Pyramids are buildings from a fairly advanced stage of Egyptian society development, not from the first stage. Monumental architecture never arise „at the beginning of a culture“. Construction of such works requires centuries of experience, exploitation the traditions and their overcoming, creating the economic, technical, organizational and ideological preconditions.
At first scientific researchers for Egypt verify the claim of ancient authors that the pyramids are royal tombs. After that they began to investigate, how were the kings buried before. They didn’t believe for a moment that these tombs in the form of huge stone pyramids „suddenly emerged like volcanic islands out of the sea“ and „crystallized from the desert sand“ with their geometric shapes.
Vyse and Perring already sensed that the step pyramid is the „first stage“ of proper pyramid. Champollion and Rosellini notices numerous similarities between royal tombs and the other ones. They even tried to make an outline of a linking line between pyramids in Giza and rock tombs in the Valley of the Kings. Lepsius got even farther in this groundbreaking period, when he discovered the connection between the pyramids and the tombs of dignitaries located in their surroundings. Local Arabs called them mastabas, what was the same name for massive mud-bricks „benches“ with sloping walls in front of peasant houses with similar shape.
Lepsius expressed the opinion that also Kings were buried in these mastabas (this word went later into egyptology as well). The terraces of these extensions were gradually dwindling and according to Lepsius „step mastaba“ originated from them. He also considered the Pyramid of Djoser at Saqqara as step mastaba, from which the „proper pyramid“ developed then. Later researches with various corrections and additions basically confirmed this theory of him.
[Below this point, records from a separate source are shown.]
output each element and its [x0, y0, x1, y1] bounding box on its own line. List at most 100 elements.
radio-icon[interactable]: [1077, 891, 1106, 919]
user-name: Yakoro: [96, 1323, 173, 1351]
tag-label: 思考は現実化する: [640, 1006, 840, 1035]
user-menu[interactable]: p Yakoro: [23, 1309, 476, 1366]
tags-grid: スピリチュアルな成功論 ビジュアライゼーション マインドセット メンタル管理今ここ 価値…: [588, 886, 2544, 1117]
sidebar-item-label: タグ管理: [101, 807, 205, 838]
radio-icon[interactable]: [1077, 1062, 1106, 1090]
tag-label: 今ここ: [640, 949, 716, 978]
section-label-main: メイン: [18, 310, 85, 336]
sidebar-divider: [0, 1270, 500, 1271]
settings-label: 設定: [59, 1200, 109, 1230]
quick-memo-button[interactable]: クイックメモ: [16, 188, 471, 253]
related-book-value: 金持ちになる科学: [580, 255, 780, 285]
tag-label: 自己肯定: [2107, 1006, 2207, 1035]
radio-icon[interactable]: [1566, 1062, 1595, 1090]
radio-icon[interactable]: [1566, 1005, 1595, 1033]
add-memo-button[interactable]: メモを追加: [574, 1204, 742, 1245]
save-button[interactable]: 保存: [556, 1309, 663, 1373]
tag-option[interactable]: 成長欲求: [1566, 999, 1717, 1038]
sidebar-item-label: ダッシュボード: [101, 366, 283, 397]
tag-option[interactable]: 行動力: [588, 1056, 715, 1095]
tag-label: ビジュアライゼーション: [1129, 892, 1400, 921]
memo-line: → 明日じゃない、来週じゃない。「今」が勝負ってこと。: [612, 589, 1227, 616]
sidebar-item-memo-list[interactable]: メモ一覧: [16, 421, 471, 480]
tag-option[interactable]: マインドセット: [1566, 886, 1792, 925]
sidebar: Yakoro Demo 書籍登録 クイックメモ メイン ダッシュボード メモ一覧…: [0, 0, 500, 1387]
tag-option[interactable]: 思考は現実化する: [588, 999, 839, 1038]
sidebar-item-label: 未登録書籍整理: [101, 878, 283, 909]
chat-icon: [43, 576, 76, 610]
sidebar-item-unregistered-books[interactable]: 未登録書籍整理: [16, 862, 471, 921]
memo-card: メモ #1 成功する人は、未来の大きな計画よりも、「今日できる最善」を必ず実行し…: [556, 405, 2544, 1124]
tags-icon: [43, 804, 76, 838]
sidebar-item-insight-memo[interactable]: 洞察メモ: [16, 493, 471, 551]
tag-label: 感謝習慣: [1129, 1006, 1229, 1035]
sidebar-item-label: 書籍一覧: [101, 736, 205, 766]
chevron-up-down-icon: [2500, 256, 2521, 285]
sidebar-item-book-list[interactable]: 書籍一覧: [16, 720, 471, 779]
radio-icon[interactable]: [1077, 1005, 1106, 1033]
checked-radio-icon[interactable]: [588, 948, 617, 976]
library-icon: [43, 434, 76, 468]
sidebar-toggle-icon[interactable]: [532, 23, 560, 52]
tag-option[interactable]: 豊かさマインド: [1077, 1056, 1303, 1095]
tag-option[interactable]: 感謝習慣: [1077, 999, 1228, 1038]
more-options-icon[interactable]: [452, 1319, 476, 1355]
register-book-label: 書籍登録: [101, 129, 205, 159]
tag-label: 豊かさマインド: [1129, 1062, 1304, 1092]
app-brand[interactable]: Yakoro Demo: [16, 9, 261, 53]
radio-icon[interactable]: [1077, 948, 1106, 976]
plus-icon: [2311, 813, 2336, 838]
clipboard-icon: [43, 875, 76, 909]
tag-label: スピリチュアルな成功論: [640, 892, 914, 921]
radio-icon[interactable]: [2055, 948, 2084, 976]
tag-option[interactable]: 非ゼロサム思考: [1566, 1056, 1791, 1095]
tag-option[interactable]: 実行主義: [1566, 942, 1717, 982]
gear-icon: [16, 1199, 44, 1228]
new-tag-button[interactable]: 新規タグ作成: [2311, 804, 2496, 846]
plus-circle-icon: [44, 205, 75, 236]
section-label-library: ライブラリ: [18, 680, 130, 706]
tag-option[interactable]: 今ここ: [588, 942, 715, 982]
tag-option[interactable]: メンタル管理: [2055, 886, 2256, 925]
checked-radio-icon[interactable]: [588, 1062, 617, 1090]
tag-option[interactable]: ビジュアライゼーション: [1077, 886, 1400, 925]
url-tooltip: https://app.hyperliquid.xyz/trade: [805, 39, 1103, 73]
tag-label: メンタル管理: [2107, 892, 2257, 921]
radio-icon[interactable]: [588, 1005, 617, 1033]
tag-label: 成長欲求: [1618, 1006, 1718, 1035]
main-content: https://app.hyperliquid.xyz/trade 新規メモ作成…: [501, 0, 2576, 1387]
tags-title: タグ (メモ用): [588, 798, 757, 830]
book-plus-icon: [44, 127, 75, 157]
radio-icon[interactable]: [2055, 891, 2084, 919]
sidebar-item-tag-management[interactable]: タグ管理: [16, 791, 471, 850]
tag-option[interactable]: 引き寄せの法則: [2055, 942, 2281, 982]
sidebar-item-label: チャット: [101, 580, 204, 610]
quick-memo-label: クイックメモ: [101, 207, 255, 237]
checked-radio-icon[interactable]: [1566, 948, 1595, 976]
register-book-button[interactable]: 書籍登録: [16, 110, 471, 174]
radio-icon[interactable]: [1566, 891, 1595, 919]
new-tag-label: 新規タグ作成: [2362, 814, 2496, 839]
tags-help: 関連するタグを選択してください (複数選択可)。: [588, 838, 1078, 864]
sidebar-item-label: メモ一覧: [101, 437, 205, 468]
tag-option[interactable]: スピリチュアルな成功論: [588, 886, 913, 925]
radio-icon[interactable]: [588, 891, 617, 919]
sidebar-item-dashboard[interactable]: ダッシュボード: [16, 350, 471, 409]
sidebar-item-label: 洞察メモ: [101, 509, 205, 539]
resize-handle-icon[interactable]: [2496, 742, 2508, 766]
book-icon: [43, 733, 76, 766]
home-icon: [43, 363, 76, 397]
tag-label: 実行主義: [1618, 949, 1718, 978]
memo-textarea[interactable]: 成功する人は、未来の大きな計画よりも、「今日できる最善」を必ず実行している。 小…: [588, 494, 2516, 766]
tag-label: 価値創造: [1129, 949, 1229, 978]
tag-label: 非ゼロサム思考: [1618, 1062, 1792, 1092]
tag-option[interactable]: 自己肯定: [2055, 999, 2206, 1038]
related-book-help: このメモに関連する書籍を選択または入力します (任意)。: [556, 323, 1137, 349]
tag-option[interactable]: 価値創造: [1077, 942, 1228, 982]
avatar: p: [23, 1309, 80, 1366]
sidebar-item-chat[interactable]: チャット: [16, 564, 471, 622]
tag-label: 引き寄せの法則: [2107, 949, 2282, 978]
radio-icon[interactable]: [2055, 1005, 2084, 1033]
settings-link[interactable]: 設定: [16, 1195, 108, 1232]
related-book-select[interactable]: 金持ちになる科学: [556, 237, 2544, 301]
The evidence about pyramids having their predecessors in mastabas was brought by the British archaeologist W. B. Emery, who led extensive research of Saqqara necropolis in 1935-1956. He discovered there a number of mastabas from the Archaic period. All of them were made of bricks of different sizes; even if one of the largest mastaba was greatly dilapidated, it enabled to make the reconstruction relatively easy.
It was formed in a shape of frustum about 5 meters high with the lower base of 28 x 14 meters and upper base of 14 x 7 meters. It originally had about twenty not high steps and it was fenced by a five meter wall with regular niches. A research of it confirmed then, what Emery was hoping for: it wasn’t a mastaba of some dignitary, but of the King himself. It belonged to King Anedjib (Enezib), the first King from the Saqqara King List (Saqqara Tablet), whose name as a „King of the Upper and Lower Egypt“ was Merbiape (Miebîdós). According to Abydos King List and Manetho’s Aegyptiaca he was the sixth ruler of the first dynasty!
The advanced architecture of Anedjib’s mastaba was also without doubt a result of a long development. Evidence of this development was found in its surrounding, in older and simpler tombs from the Archaic period. Emery divided them into several groups acconding to the two viewpoints.
- social affiliation of their owners: tombs of Kings and members of their family, as well as tombs of higher and lower dignitaries, officials, artisans etc. up to tombs of peasants and workers
- age with a total of six stages with fluent transitions: The oldest architectural prototype of Anedjib’s mastaba occured in the tomb of Queen Herneith. The enclosing wall was almost of the same type, but the part above ground was smaller and without obvious traces of steps. Uncovering of it led to the very threshold of Egyptian history: Queen Herneith was the wife of King Djer, who was the successor of King Hor-Aha or Narmer and is identified with Menes, the unifier of Egypt!